Businesses with strong online presences have turned to personalisation to boost sales. Given the limitations on in-person shopping, whether they be from closed stores or new restrictions on how many customers can be in a shop at any given moment, retailers have tried to replicate the live retail experience at home.

For example, home decor company Madura offers personalised guidance via videoconference. You send in photos of your bedroom or living room and their experts will provide design concept boards to help you choose furnishings. “In our field of activity, support and advice are essential,” said Madura CEO Vincent Rey.

Similarly, when buying textiles, feel is often as important as appearance for customers, so Madura will send fabric samples to help the decision-making process.

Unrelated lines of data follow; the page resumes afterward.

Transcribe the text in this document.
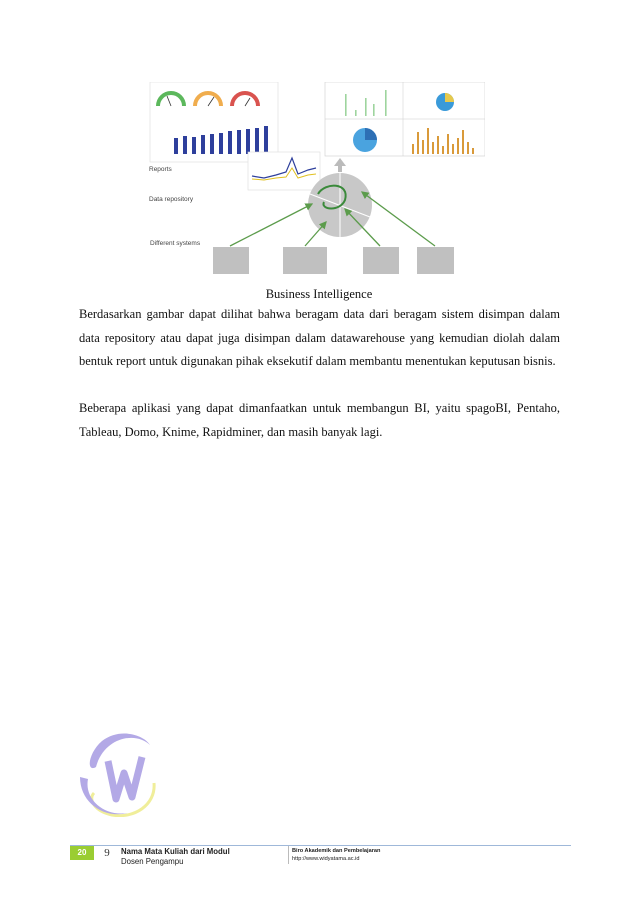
Reports
Data repository
Different systems
Business Intelligence

Berdasarkan gambar dapat dilihat bahwa beragam data dari beragam sistem disimpan dalam data repository atau dapat juga disimpan dalam datawarehouse yang kemudian diolah dalam bentuk report untuk digunakan pihak eksekutif dalam membantu menentukan keputusan bisnis.

Beberapa aplikasi yang dapat dimanfaatkan untuk membangun BI, yaitu spagoBI, Pentaho, Tableau, Domo, Knime, Rapidminer, dan masih banyak lagi.

20	9	Nama Mata Kuliah dari Modul
Dosen Pengampu
Biro Akademik dan Pembelajaran
http://www.widyatama.ac.id
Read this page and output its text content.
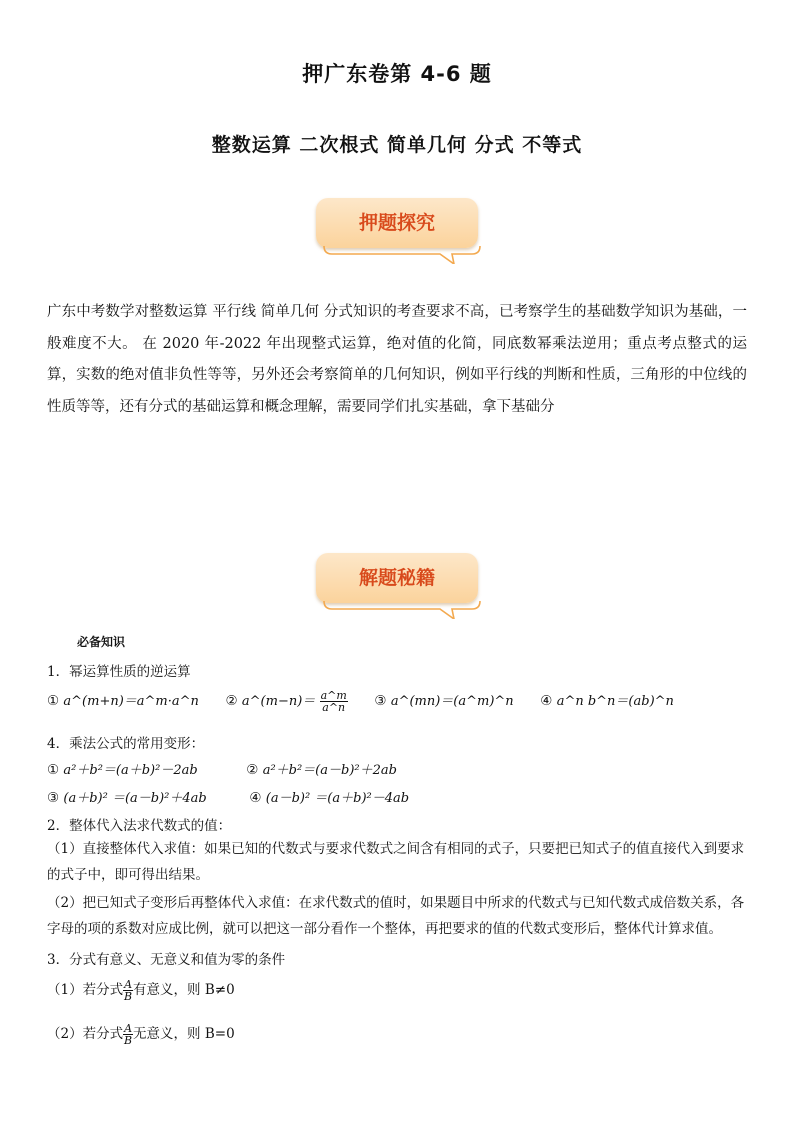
押广东卷第 4-6 题
整数运算 二次根式 简单几何 分式 不等式
押题探究
广东中考数学对整数运算 平行线 简单几何 分式知识的考查要求不高，已考察学生的基础数学知识为基础，一般难度不大。 在 2020 年-2022 年出现整式运算，绝对值的化简，同底数幂乘法逆用；重点考点整式的运算，实数的绝对值非负性等等，另外还会考察简单的几何知识，例如平行线的判断和性质，三角形的中位线的性质等等，还有分式的基础运算和概念理解，需要同学们扎实基础，拿下基础分
解题秘籍
必备知识
1．幂运算性质的逆运算
① a^(m+n)＝a^m·a^n ② a^(m−n)＝ $\frac{a\^{}m}{a\^{}n}$ ③ a^(mn)＝(a^m)^n ④ a^n b^n＝(ab)^n
4．乘法公式的常用变形：
① a²＋b²＝(a＋b)²－2ab	② a²＋b²＝(a－b)²＋2ab
③ (a＋b)² ＝(a－b)²＋4ab	④ (a－b)² ＝(a＋b)²－4ab
2．整体代入法求代数式的值：
（1）直接整体代入求值：如果已知的代数式与要求代数式之间含有相同的式子，只要把已知式子的值直接代入到要求的式子中，即可得出结果。
（2）把已知式子变形后再整体代入求值：在求代数式的值时，如果题目中所求的代数式与已知代数式成倍数关系，各字母的项的系数对应成比例，就可以把这一部分看作一个整体，再把要求的值的代数式变形后，整体代计算求值。
3．分式有意义、无意义和值为零的条件
（1）若分式 $\frac{A}{B}$ 有意义，则 B≠0
（2）若分式 $\frac{A}{B}$ 无意义，则 B=0
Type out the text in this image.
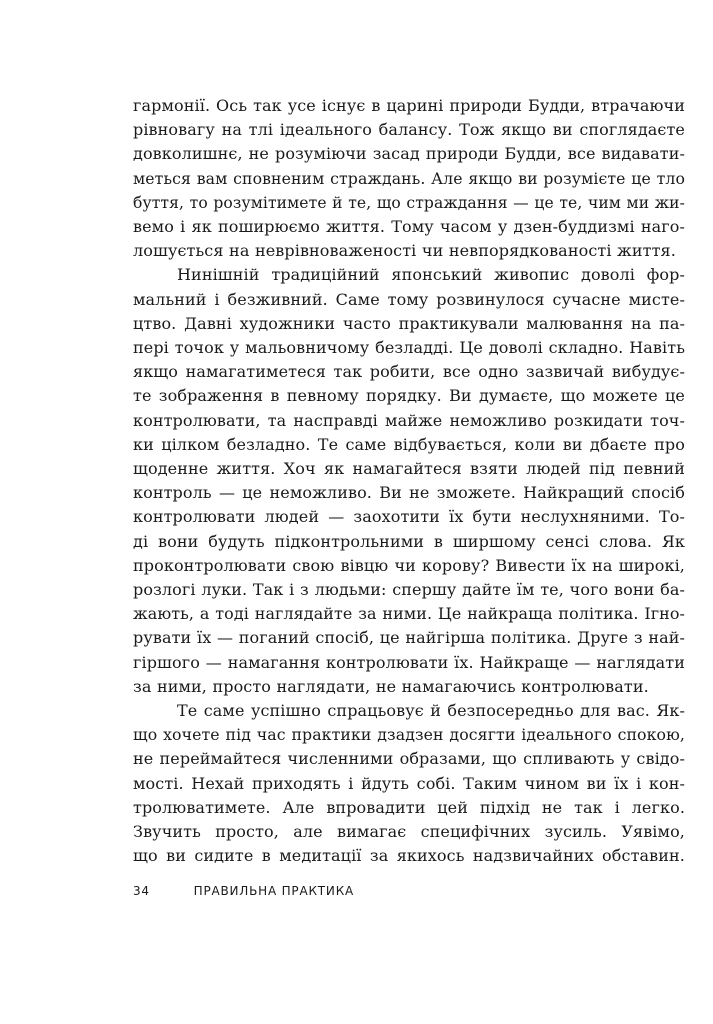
гармонії. Ось так усе існує в царині природи Будди, втрачаючи
рівновагу на тлі ідеального балансу. Тож якщо ви споглядаєте
довколишнє, не розуміючи засад природи Будди, все видавати-
меться вам сповненим страждань. Але якщо ви розумієте це тло
буття, то розумітимете й те, що страждання — це те, чим ми жи-
вемо і як поширюємо життя. Тому часом у дзен-буддизмі наго-
лошується на неврівноваженості чи невпорядкованості життя.

Нинішній традиційний японський живопис доволі фор-
мальний і безживний. Саме тому розвинулося сучасне мисте-
цтво. Давні художники часто практикували малювання на па-
пері точок у мальовничому безладді. Це доволі складно. Навіть
якщо намагатиметеся так робити, все одно зазвичай вибудує-
те зображення в певному порядку. Ви думаєте, що можете це
контролювати, та насправді майже неможливо розкидати точ-
ки цілком безладно. Те саме відбувається, коли ви дбаєте про
щоденне життя. Хоч як намагайтеся взяти людей під певний
контроль — це неможливо. Ви не зможете. Найкращий спосіб
контролювати людей — заохотити їх бути неслухняними. То-
ді вони будуть підконтрольними в ширшому сенсі слова. Як
проконтролювати свою вівцю чи корову? Вивести їх на широкі,
розлогі луки. Так і з людьми: спершу дайте їм те, чого вони ба-
жають, а тоді наглядайте за ними. Це найкраща політика. Ігно-
рувати їх — поганий спосіб, це найгірша політика. Друге з най-
гіршого — намагання контролювати їх. Найкраще — наглядати
за ними, просто наглядати, не намагаючись контролювати.

Те саме успішно спрацьовує й безпосередньо для вас. Як-
що хочете під час практики дзадзен досягти ідеального спокою,
не переймайтеся численними образами, що спливають у свідо-
мості. Нехай приходять і йдуть собі. Таким чином ви їх і кон-
тролюватимете. Але впровадити цей підхід не так і легко.
Звучить просто, але вимагає специфічних зусиль. Уявімо,
що ви сидите в медитації за якихось надзвичайних обставин.

34	ПРАВИЛЬНА ПРАКТИКА
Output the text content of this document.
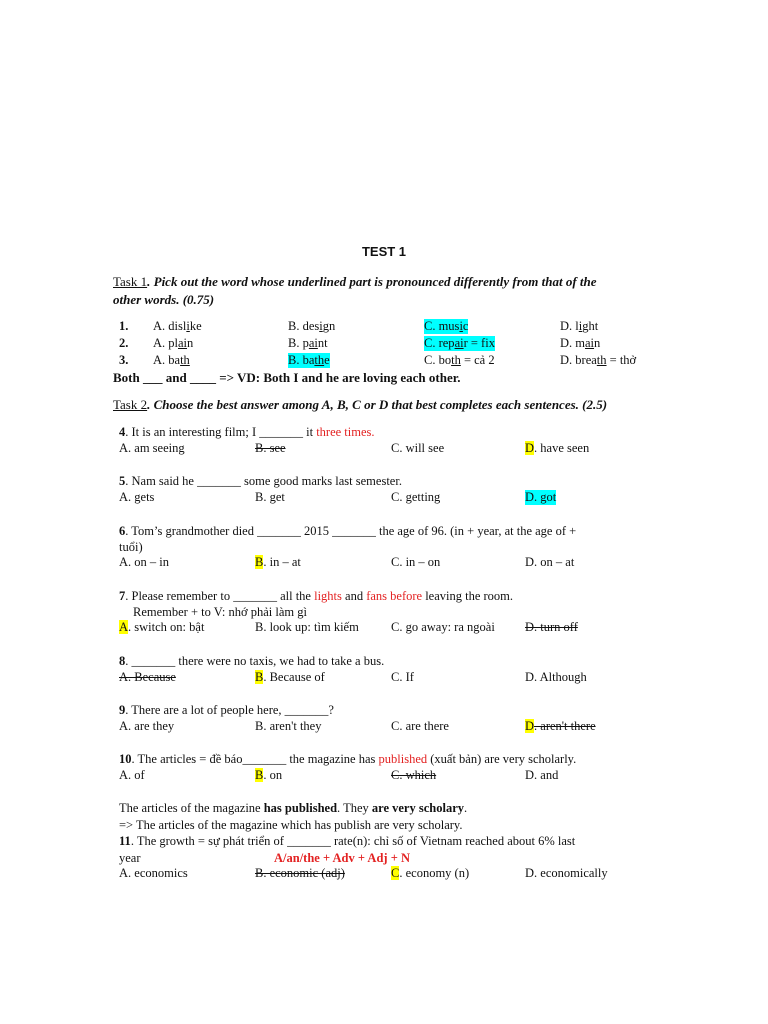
TEST 1
Task 1. Pick out the word whose underlined part is pronounced differently from that of the
other words. (0.75)
1. A. dislike	B. design	C. music	D. light
2. A. plain	B. paint	C. repair = fix	D. main
3. A. bath	B. bathe	C. both = cả 2	D. breath = thở
Both ___ and ____ => VD: Both I and he are loving each other.
Task 2. Choose the best answer among A, B, C or D that best completes each sentences. (2.5)
4. It is an interesting film; I _______ it three times.
A. am seeing	B. see	C. will see	D. have seen
5. Nam said he _______ some good marks last semester.
A. gets	B. get	C. getting	D. got
6. Tom’s grandmother died _______ 2015 _______ the age of 96. (in + year, at the age of +
tuổi)
A. on – in	B. in – at	C. in – on	D. on – at
7. Please remember to _______ all the lights and fans before leaving the room.
Remember + to V: nhớ phải làm gì
A. switch on: bật	B. look up: tìm kiếm	C. go away: ra ngoài D. turn off
8. _______ there were no taxis, we had to take a bus.
A. Because	B. Because of	C. If	D. Although
9. There are a lot of people here, _______?
A. are they	B. aren't they	C. are there	D. aren't there
10. The articles = đề báo_______ the magazine has published (xuất bản) are very scholarly.
A. of	B. on	C. which	D. and
The articles of the magazine has published. They are very scholary.
=> The articles of the magazine which has publish are very scholary.
11. The growth = sự phát triển of _______ rate(n): chỉ số of Vietnam reached about 6% last
year	A/an/the + Adv + Adj + N
A. economics	B. economic (adj)	C. economy (n)	D. economically
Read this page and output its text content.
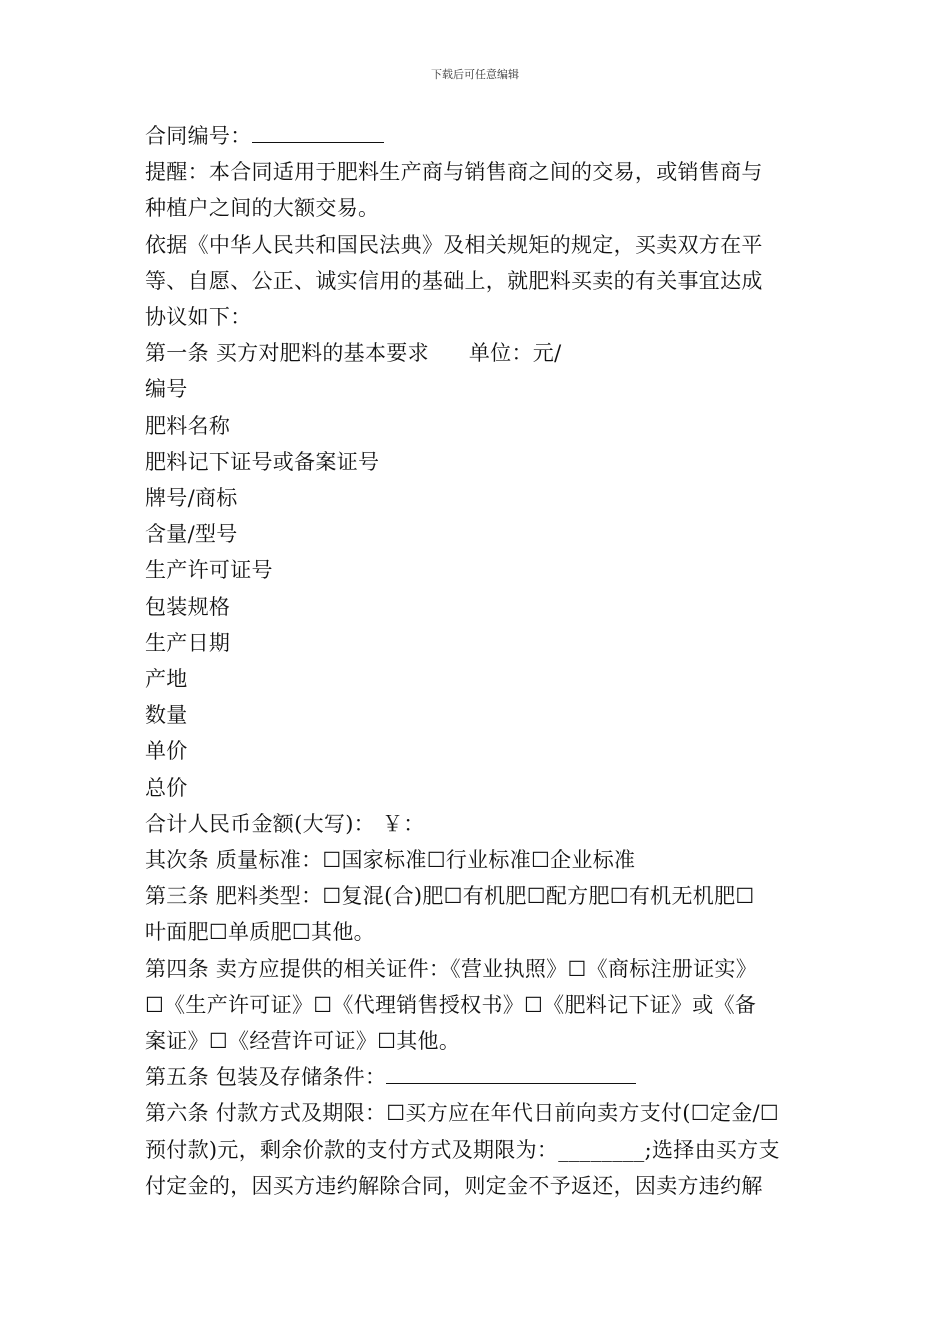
下载后可任意编辑
合同编号：
提醒：本合同适用于肥料生产商与销售商之间的交易，或销售商与
种植户之间的大额交易。
依据《中华人民共和国民法典》及相关规矩的规定，买卖双方在平
等、自愿、公正、诚实信用的基础上，就肥料买卖的有关事宜达成
协议如下：
第一条 买方对肥料的基本要求 单位：元/
编号
肥料名称
肥料记下证号或备案证号
牌号/商标
含量/型号
生产许可证号
包装规格
生产日期
产地
数量
单价
总价
合计人民币金额(大写)： ￥：
其次条 质量标准：☐国家标准☐行业标准☐企业标准
第三条 肥料类型：☐复混(合)肥☐有机肥☐配方肥☐有机无机肥☐
叶面肥☐单质肥☐其他。
第四条 卖方应提供的相关证件：《营业执照》☐《商标注册证实》
☐《生产许可证》☐《代理销售授权书》☐《肥料记下证》或《备
案证》☐《经营许可证》☐其他。
第五条 包装及存储条件：
第六条 付款方式及期限：☐买方应在年代日前向卖方支付(☐定金/☐
预付款)元，剩余价款的支付方式及期限为：________;选择由买方支
付定金的，因买方违约解除合同，则定金不予返还，因卖方违约解
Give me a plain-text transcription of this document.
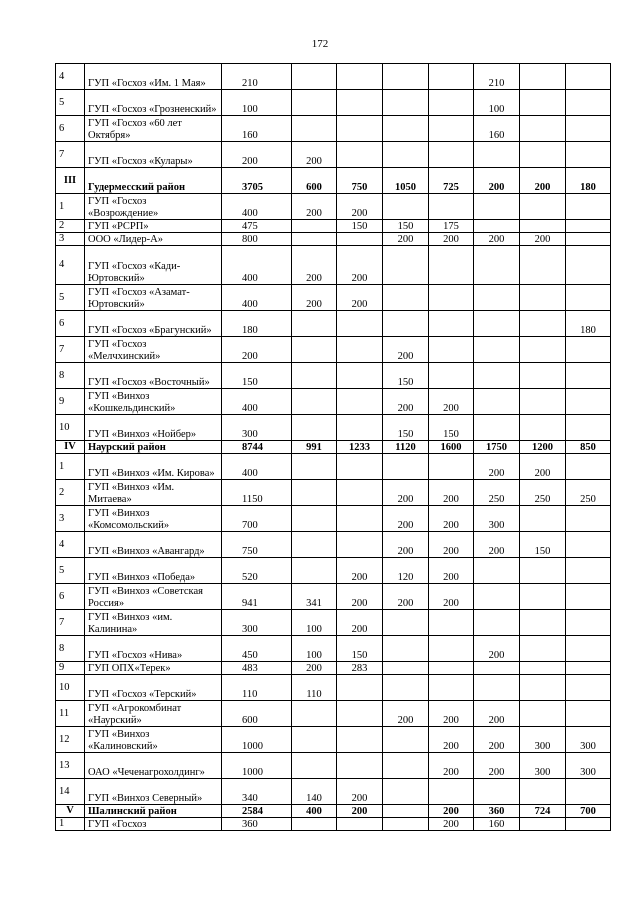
172
4	ГУП «Госхоз «Им. 1 Мая»	210					210		
5	ГУП «Госхоз «Грозненский»	100					100		
6	ГУП «Госхоз «60 лет Октября»	160					160		
7	ГУП «Госхоз «Кулары»	200	200						
III	Гудермесский район	3705	600	750	1050	725	200	200	180
1	ГУП «Госхоз «Возрождение»	400	200	200					
2	ГУП «РСРП»	475		150	150	175			
3	ООО «Лидер-А»	800			200	200	200	200	
4	ГУП «Госхоз «Кади-Юртовский»	400	200	200					
5	ГУП «Госхоз «Азамат-Юртовский»	400	200	200					
6	ГУП «Госхоз «Брагунский»	180							180
7	ГУП «Госхоз «Мелчхинский»	200			200				
8	ГУП «Госхоз «Восточный»	150			150				
9	ГУП «Винхоз «Кошкельдинский»	400			200	200			
10	ГУП «Винхоз «Нойбер»	300			150	150			
IV	Наурский район	8744	991	1233	1120	1600	1750	1200	850
1	ГУП «Винхоз «Им. Кирова»	400					200	200	
2	ГУП «Винхоз «Им. Митаева»	1150			200	200	250	250	250
3	ГУП «Винхоз «Комсомольский»	700			200	200	300		
4	ГУП «Винхоз «Авангард»	750			200	200	200	150	
5	ГУП «Винхоз «Победа»	520		200	120	200			
6	ГУП «Винхоз «Советская Россия»	941	341	200	200	200			
7	ГУП «Винхоз «им. Калинина»	300	100	200					
8	ГУП «Госхоз «Нива»	450	100	150			200		
9	ГУП ОПХ«Терек»	483	200	283					
10	ГУП «Госхоз «Терский»	110	110						
11	ГУП «Агрокомбинат «Наурский»	600			200	200	200		
12	ГУП «Винхоз «Калиновский»	1000				200	200	300	300
13	ОАО «Чеченагрохолдинг»	1000				200	200	300	300
14	ГУП «Винхоз Северный»	340	140	200					
V	Шалинский район	2584	400	200		200	360	724	700
1	ГУП «Госхоз	360				200	160		
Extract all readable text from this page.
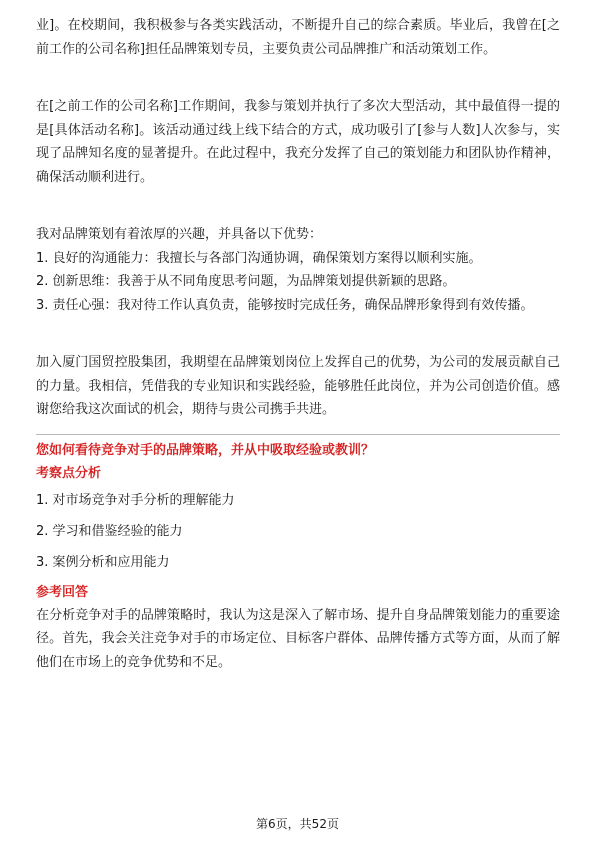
业]。在校期间，我积极参与各类实践活动，不断提升自己的综合素质。毕业后，我曾在[之前工作的公司名称]担任品牌策划专员，主要负责公司品牌推广和活动策划工作。

在[之前工作的公司名称]工作期间，我参与策划并执行了多次大型活动，其中最值得一提的是[具体活动名称]。该活动通过线上线下结合的方式，成功吸引了[参与人数]人次参与，实现了品牌知名度的显著提升。在此过程中，我充分发挥了自己的策划能力和团队协作精神，确保活动顺利进行。

我对品牌策划有着浓厚的兴趣，并具备以下优势：

1. 良好的沟通能力：我擅长与各部门沟通协调，确保策划方案得以顺利实施。

2. 创新思维：我善于从不同角度思考问题，为品牌策划提供新颖的思路。

3. 责任心强：我对待工作认真负责，能够按时完成任务，确保品牌形象得到有效传播。

加入厦门国贸控股集团，我期望在品牌策划岗位上发挥自己的优势，为公司的发展贡献自己的力量。我相信，凭借我的专业知识和实践经验，能够胜任此岗位，并为公司创造价值。感谢您给我这次面试的机会，期待与贵公司携手共进。

您如何看待竞争对手的品牌策略，并从中吸取经验或教训？

考察点分析

1. 对市场竞争对手分析的理解能力

2. 学习和借鉴经验的能力

3. 案例分析和应用能力

参考回答

在分析竞争对手的品牌策略时，我认为这是深入了解市场、提升自身品牌策划能力的重要途径。首先，我会关注竞争对手的市场定位、目标客户群体、品牌传播方式等方面，从而了解他们在市场上的竞争优势和不足。

第6页，共52页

The aim is, as much as possible, “to replicate the experience you can have in a store at home”, Rey said.

The approach seems to be paying off: since the beginning of the second lockdown in France, the number of visitors to Madura’s website has doubled.

Eyewear chain Optic 2000 started their in-home service in late 2019, in which an optician will go to a person’s house with all the equipment necessary to fit a client for glasses, but it has grown in leaps and bounds during the health crisis (despite being an essential business and allowed to stay open during the second lockdown, they saw a dip in in-store visits). Initially, the company had one such request a week out of its five stores in Dijon; last week there were 24. “It is growing rapidly,” said Olivier Padieu, CEO of the Optic 2000 Group. Roughly 84 percent of the companies stores nationally, or 920, offer the service.

They, too, do their best to replicate the in-store service online. Using your computer camera, you can virtually try on frames in their virtual dressing room.

Other companies are seeing similar growth in their online business, said Emmanuel Le Roch, General Delegate for Procos, a business trade group. In 2019, e-commerce accounted for 9 percent of all retail sales in France, Le Roch said. In 2020 that figure is likely to be 14 or 15 percent, he said.

Going into lockdown, France was already among the leaders in Europe in e-commerce spending per capita, though its digital market is less than half the size of the UK, according to the e-commerce foundation. The first lockdown grew the online marketplace, a study by Adobe showed. They found that during the first confinement, 88 percent of those surveyed had shopped online at least once, and 49 percent did so regularly. More than half – 55 percent – said they bought something online that they didn’t normally buy in stores.

Consumers say they plan to keep their new habits. In a GlobalWebIndex survey conducted in April, 23 percent of French internet users between the ages of 16 to 64 said they expected to shop in-person less frequently, even after the pandemic is over.